I like this example because the algebra and the geometry are both at the level your audience should be comfortable with.

I wouldn’t even go to elliptic curves & the group law, in my experience it takes more mathematical exposure to appreciate those phenomena

Answered by Rohit Chatterjee on August 18, 2020

In conversations like this, I usually lead with a concrete example of a hard problem. Complete intersections seem to work well: Observe that in general, two surfaces in three-space meet in a curve, and then ask whether, given an (algebraically defined) curve, it's always the intersection of two (algebraically defined) surfaces. How do you recognize those that are and those that aren't? This gives you a chance to talk about the value of bringing both geometric intuition and algebraic computations to the table.

Now generalize to higher dimensions. Now (if they seem to want more) you can talk about subtleties like the distinction between a true complete intersection and a set-theoretic complete intersection. Or give a sequence of increasingly challenging specific cases. Et cetera.

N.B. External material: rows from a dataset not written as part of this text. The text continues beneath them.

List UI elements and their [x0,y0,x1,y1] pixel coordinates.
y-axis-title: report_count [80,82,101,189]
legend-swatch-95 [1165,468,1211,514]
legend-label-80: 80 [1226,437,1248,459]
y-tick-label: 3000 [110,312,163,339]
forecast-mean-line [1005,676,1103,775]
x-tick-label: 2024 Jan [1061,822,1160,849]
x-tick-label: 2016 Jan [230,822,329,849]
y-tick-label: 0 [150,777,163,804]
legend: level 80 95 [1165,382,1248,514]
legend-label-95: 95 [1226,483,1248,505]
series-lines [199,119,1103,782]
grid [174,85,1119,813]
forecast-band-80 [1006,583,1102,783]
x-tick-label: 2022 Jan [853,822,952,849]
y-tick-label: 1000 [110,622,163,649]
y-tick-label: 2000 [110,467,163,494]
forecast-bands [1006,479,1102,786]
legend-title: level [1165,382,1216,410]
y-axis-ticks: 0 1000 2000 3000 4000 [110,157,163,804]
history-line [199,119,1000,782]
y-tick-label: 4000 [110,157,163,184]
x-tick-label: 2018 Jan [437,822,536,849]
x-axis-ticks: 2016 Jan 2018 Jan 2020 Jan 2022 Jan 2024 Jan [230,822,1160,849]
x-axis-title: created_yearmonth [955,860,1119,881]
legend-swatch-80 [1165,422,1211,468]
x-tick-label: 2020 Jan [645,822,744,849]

I've also --- though this is sort of cheating --- used the example of classifying vector bundles. This is easy to explain in the topological case: You've got, say, a circle and you want to attach a line at every point in a continuous way. You can make a cylinder, or you can make a Mobius strip. What else can you make? When do you want to consider two of these things "the same"? Now observe that the answers to these questions depend partly on the rules for how you're going to build your objects in the first place and the rules for when you consider two to be the same. If the rules are that everything has to be continuous, you're doing topology; if the rules are that everything has to be algebraic, you're doing algebraic geometry. Mention Quillen-Suslin: If the base space is itself a vector space, it's pretty easy to see that all vector bundles of a given rank are topologically equivalent, but quite hard to see the same thing in the algebraic case. Et cetera.

Answered by Steven Landsburg on August 18, 2020

Perhaps you're going about this the wrong way. Instead of trying to describe what most algebraic geometers do today, try to describe a problem, or set of problems, that is reasonably concrete and accessible, and go from there. I think there are plenty of topics to choose from. You've already mentioned solving systems of equations. Even if most algebraic geometers don't try to find solutions, they certainly want to know when solutions exist (Nullstellensatz) and how many parameters are required (dimension). Another historically important motivation is the study of elliptic/abelian integrals: you can go from addition laws for integrals to addition laws on the curve/Jacobian...

Answered by Donu Arapura on August 18, 2020

Abhyankar's book Algebraic Geometry for Scientists and Engineers doesn't give a short answer, but many long ones, with explicit examples of determining the geometric nature of the solutions of algebraic equations.